From Publishers Weekly
Sheriff Grover Bramlett of Chakchiuma County, Miss., last seen in A Legacy of Vengeance, is looking forward to hunting squirrels and watching wrestling on TV with his visiting grandson, Marcellus, but a murder intervenes. Nobody in the backwater town of Sheffield is sorry about the killing of schoolteacher Jesse Bondreaux. Bondreaux seduced schoolgirls; he videotaped his conquests; and he was blackmailing two older women and one sleaze of a man. But the schoolteacher's death in a quiet cemetery is messy, and one of the witnesses to the speeding getaway car is Marcellus. Although Armistead relies on an implausible, hidden-in-plain-sight gambit for his conclusion, the procedural-rich chase prior to that is an exciting one.

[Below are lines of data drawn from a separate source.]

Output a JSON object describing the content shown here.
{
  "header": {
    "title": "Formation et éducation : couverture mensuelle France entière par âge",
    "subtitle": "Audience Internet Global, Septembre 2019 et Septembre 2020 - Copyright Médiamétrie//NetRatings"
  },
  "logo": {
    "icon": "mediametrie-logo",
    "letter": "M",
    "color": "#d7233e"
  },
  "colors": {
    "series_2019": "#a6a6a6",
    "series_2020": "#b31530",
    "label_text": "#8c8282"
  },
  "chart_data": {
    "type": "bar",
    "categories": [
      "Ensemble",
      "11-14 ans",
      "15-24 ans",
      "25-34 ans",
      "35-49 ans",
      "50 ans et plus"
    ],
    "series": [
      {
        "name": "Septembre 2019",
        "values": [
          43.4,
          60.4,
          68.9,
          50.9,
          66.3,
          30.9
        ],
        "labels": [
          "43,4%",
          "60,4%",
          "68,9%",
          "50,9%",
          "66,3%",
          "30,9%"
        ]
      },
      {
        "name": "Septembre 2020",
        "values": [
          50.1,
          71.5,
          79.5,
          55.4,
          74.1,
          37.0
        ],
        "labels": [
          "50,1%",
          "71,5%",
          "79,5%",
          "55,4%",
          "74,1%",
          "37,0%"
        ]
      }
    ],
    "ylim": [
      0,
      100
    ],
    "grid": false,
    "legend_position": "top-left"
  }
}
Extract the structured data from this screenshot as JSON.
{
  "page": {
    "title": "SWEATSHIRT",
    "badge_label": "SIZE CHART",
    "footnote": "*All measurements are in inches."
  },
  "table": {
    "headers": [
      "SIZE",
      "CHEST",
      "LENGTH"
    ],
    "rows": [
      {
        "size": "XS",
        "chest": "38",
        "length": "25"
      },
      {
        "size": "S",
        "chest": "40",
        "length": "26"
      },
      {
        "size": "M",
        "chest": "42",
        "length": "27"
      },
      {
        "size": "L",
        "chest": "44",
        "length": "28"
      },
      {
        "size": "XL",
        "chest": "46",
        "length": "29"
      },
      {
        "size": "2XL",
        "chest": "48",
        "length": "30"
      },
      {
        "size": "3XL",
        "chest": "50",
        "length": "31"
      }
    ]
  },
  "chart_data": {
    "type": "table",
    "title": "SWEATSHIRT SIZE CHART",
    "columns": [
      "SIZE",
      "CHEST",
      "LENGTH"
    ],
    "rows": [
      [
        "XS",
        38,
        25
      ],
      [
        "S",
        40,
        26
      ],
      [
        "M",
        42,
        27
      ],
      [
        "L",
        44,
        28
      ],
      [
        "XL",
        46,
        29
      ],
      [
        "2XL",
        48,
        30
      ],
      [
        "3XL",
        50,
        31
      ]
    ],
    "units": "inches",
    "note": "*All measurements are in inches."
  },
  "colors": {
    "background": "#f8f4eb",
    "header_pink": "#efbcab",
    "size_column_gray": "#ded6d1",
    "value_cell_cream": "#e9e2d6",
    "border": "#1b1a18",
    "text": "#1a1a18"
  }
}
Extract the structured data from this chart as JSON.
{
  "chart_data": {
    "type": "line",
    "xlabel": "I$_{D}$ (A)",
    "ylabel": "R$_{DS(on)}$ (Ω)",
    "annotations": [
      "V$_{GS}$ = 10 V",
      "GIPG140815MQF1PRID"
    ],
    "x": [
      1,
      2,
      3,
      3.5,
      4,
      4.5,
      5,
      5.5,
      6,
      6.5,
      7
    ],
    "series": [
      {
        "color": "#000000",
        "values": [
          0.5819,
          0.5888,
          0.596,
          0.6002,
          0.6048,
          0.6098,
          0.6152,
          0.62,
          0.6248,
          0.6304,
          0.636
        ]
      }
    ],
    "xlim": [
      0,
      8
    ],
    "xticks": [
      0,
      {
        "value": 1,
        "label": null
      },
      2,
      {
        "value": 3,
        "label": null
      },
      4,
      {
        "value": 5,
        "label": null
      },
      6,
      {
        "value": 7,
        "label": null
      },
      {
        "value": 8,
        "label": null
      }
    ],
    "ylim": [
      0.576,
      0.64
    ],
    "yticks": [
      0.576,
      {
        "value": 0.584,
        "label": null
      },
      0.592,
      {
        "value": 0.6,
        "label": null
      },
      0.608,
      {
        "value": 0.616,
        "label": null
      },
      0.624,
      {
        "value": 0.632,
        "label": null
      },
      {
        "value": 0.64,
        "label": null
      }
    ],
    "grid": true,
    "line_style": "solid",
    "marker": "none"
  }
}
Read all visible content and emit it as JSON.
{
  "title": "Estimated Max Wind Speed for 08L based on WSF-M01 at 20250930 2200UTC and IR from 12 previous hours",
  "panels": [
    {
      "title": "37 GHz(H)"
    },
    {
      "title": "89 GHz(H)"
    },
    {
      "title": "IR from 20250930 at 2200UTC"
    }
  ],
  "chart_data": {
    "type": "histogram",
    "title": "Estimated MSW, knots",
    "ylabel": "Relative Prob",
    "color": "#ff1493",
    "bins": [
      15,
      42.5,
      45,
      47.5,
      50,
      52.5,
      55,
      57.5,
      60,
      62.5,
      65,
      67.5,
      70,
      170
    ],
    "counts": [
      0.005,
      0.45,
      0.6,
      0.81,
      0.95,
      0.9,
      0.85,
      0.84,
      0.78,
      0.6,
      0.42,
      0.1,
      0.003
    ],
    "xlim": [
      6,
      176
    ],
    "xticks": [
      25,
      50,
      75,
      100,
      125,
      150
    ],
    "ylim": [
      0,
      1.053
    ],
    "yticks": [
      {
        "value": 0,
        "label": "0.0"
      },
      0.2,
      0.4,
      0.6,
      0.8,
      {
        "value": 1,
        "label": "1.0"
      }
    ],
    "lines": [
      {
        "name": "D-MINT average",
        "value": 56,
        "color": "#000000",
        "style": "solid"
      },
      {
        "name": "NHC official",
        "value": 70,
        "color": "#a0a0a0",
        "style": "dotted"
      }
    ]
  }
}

The side details?the romances, Bramlett's worry about his grandson, a squalid power struggle among small-town cops for possession of a seized Corvette?are all effectively employed.
Copyright 1995 Reed Business Information, Inc.
From Library Journal
In the newest mystery from Armistead (A Legacy of Vengeance, Carroll & Graf, 1994) Sheriff Grover Bramlett of Sheffield, Mississippi, is planning to attend the town's homecoming game with his daughter and grandson, but the discovery of a nasty murder delays him. He then learns that the driver of a suspicious car nearly ran over his grandson while fleeing the murder scene. The car and its driver reappear at various portentous moments throughout the book, as do mysterious phone calls, gut feelings, and forebodings. Bramlett must find the murderer before the murderer finds his grandson. Smooth prose, dusted lightly with Southern American gothic and flavored with rural family values. For most collections.